4.000 mulas
''Unas 4.000 mulas habían pasado antes que nosotros por la misma huella que seguíamos divididas en arreas de a 20 animales conducidas por un miliciano. También los 1.600 caballos y más de 400 vacas habían roto de tal manera el camino que varias veces nuestros caballos tropezaron y se doblaron de manos obligando al jinete a hacer malabares para no pasar para adelante por sobre la cabeza del animal. Era el cuarto día de viaje y ya se notaba la proximidad de los adelantados por las bostas húmedas y las brasas de los fuegos aún calientes.
Hicimos noche después de 11 leguas, pasando por la falda del Cerro del Tigre y llegando a Uretilla ya con luna. Asamos los cuartos de oveja de mi padre y dormimos cansados debajo de un bendito que hicimos estirando una lona desde las piedras hasta el suelo.
El quinto y último día hasta Manantiales debíamos recorrer 14 leguas, así que salimos aún de noche. La huella había quedado intransitable y en algunos tramos debimos cambiar el sendero con peligro de perdernos o atrasarnos. Muchas mulas habían quedado muertas a un costado y a algunas se les notaba la quebradura y el agujero de bala en la cabeza. También cruzamos dos soldados entablillados que volvían hacia Mendoza, solos y doloridos sobre sus caballos.
El sendero estaba lleno de herraduras que se habían ido desclavando y era raro hacer dos pasos sin encontrar alguna.
Los arbustos habían perdido sus espinas de tanto enganchar el cuero de los animales y las piernas de los hombres, y en varios lugares encontramos pedazos de tela azul enroscados entre las ramas secas de algún acerillo. Al pasar por las Hornillas pudimos ver, a lo lejos, tres montañas de cabezas de vacas de unos 15 pies de alto.
Sus esqueletos, pelados de carne, podían verse por todo el campo hasta donde daba la vista y los cueros habían sido amontonados al costado del camino, como dejados esperando que alguien pudiera darles utilidad. La tierra estaba negra por la sangre impregnada y en varios lugares en donde la piedra hacía de contención, se había acumulado coagulada secándose al sol. A pesar de la aridez del clima y la ausencia de moscas, el olor a podrido contaminaba toda la zona. Pasamos despacio y en silencio, contemplando el resultado de la matanza, imaginando el terrible espectáculo.
Quedaban dos horas de luz y apretamos el paso.

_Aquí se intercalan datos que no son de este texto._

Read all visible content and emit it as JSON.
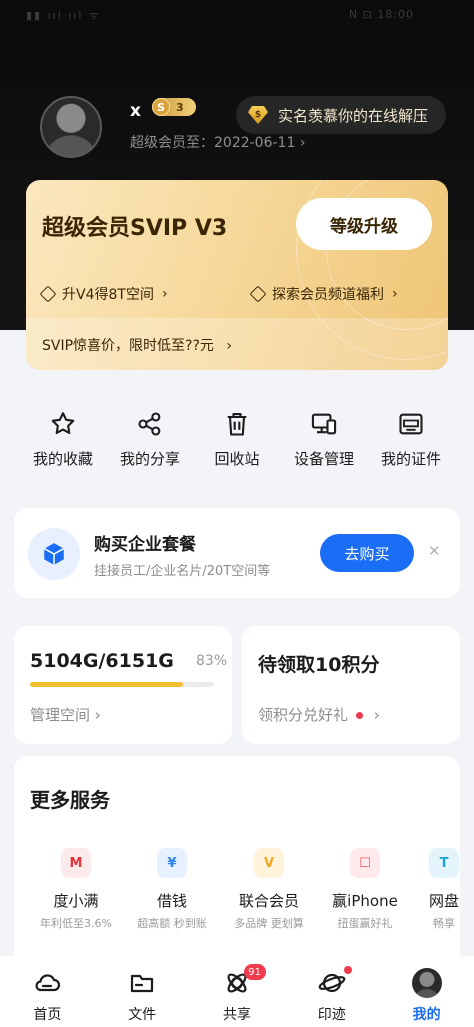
{
  "status_bar": {
    "left": "▮▮ ııl ııl ᯤ",
    "right": "N ⊡ 18:00"
  },
  "profile": {
    "name": "x",
    "level_badge": "3",
    "svip_expire": "超级会员至：2022-06-11",
    "chevron": "›",
    "promo_pill": "实名羡慕你的在线解压"
  },
  "vip_card": {
    "title": "超级会员SVIP V3",
    "upgrade_button": "等级升级",
    "perk_left": "升V4得8T空间",
    "perk_right": "探索会员频道福利",
    "promo": "SVIP惊喜价，限时低至??元"
  },
  "quick_actions": [
    {
      "label": "我的收藏",
      "icon": "star-icon"
    },
    {
      "label": "我的分享",
      "icon": "share-icon"
    },
    {
      "label": "回收站",
      "icon": "trash-icon"
    },
    {
      "label": "设备管理",
      "icon": "devices-icon"
    },
    {
      "label": "我的证件",
      "icon": "id-card-icon"
    }
  ],
  "enterprise": {
    "title": "购买企业套餐",
    "subtitle": "挂接员工/企业名片/20T空间等",
    "button": "去购买",
    "close": "✕"
  },
  "storage": {
    "usage": "5104G/6151G",
    "percent": "83%",
    "fraction": 0.83,
    "link": "管理空间 ›"
  },
  "points": {
    "title": "待领取10积分",
    "link": "领积分兑好礼"
  },
  "more_services": {
    "title": "更多服务",
    "items": [
      {
        "name": "度小满",
        "desc": "年利低至3.6%",
        "icon": "duxiaoman-icon",
        "color": "#e8333a"
      },
      {
        "name": "借钱",
        "desc": "超高额 秒到账",
        "icon": "money-bag-icon",
        "color": "#2f84f0"
      },
      {
        "name": "联合会员",
        "desc": "多品牌 更划算",
        "icon": "vip-ticket-icon",
        "color": "#f2a623"
      },
      {
        "name": "赢iPhone",
        "desc": "扭蛋赢好礼",
        "icon": "gift-icon",
        "color": "#f0585e"
      },
      {
        "name": "网盘",
        "desc": "畅享",
        "icon": "cloud-tv-icon",
        "color": "#1aa7d8"
      }
    ]
  },
  "tabbar": {
    "items": [
      {
        "label": "首页",
        "icon": "home-cloud-icon"
      },
      {
        "label": "文件",
        "icon": "folder-icon"
      },
      {
        "label": "共享",
        "icon": "share-planet-icon",
        "badge": "91"
      },
      {
        "label": "印迹",
        "icon": "planet-icon"
      },
      {
        "label": "我的",
        "icon": "avatar"
      }
    ]
  }
}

Cuando el sol cayó tras la montaña, a dos leguas se veían los fuegos encendidos. Varios jinetes nos vinieron a esperar para conducirnos con seguridad en la noche, y solo reconocí a Necochea, que se abrazó con el general de caballo a caballo.
Llegamos a Manantiales poco antes de la medianoche sin ganas de nada, y se notaba la incomodidad del general que ya había empezado a quejarse de algunos dolores viejos. Saludó a los oficiales y a los jefes del Estado Mayor que le hicieron el honor, y se metió en el vivac que le habían preparado. Paroissien desapareció detrás de él con un cajón y no lo vi salir más.!
Extraído de “¡Vamos! San Martín camino a Chacabuco'', de Ariel Husyavo Pérez. Historiador de los Cruces del Ejército Libertador.